If later on, you send two emails, and carefully consider the wording that will most effectively convey your point and do so with kindness, you’re triumphing over the dreaded blank draft, the blinking cursor. You’re giving two people who want or need your response just that. Do you know what a difference that makes to them?
If you go to work, or drive carpool; if you show up when and where you’ve promised you would, you are demonstrating to the people in your life that you are reliable, that you take your commitments seriously, and that you value your time and theirs. Do you know this is one thing we want most from each other? That your staying true to your word actually helps to build or repair the trust that others have in people as a whole?
If you grocery shop, you’re planning ahead. You’re taking measures to ensure you and your family will be nourished.
If you smile at the checkout person while you are there, you will be spreading waves of positive, loving energy into the whole world.
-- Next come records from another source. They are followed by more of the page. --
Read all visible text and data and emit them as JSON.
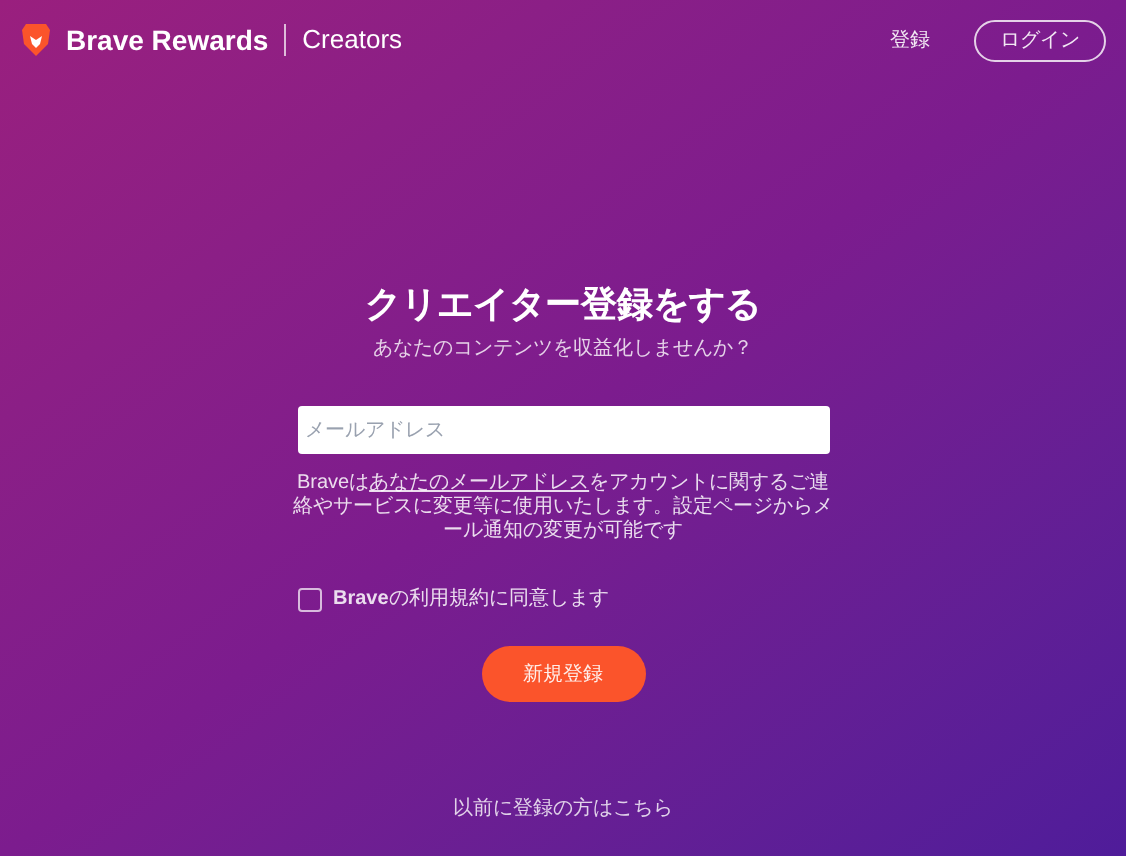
{
  "header": {
    "brand": "Brave Rewards",
    "section": "Creators",
    "nav": [
      {
        "kind": "link",
        "label": "登録"
      },
      {
        "kind": "outline",
        "label": "ログイン"
      }
    ]
  },
  "signup": {
    "title": "クリエイター登録をする",
    "subtitle": "あなたのコンテンツを収益化しませんか？",
    "email": {
      "placeholder": "メールアドレス"
    },
    "notice": {
      "before": "Braveは",
      "link": "あなたのメールアドレス",
      "after": "をアカウントに関するご連絡やサービスに変更等に使用いたします。設定ページからメール通知の変更が可能です"
    },
    "terms": {
      "label": "**Brave**の利用規約に同意します",
      "checked": false
    },
    "submit": "新規登録",
    "login_link": "以前に登録の方はこちら"
  }
}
If you do a load of laundry from start to finish; if you take out the garbage; if you return one phone call; if you run one errand; and if you do only one of these things–you, my friend, will be doing the best you can. Which is kind of like another way of saying, “living brilliantly.”
It doesn’t matter whether your baseline is a chronic illness or the picture of health. You get credit for what you do.
If you’ve gotten out of bed, that’s already a lot.
If you’ve gotten out of bed, you are proclaiming your desire to be alive this day, to fully participate in life when you might otherwise hide from it. And hiding is easy. (Getting up is no small feat.)
Don’t stop for a minute to think of all the things you’re failing at. If you stop at all, let it be to marvel at everything you’ve already accomplished.
You, sweet buttercup, are doing just great.
Chin up. Back straight. Eyes open. Keep at it.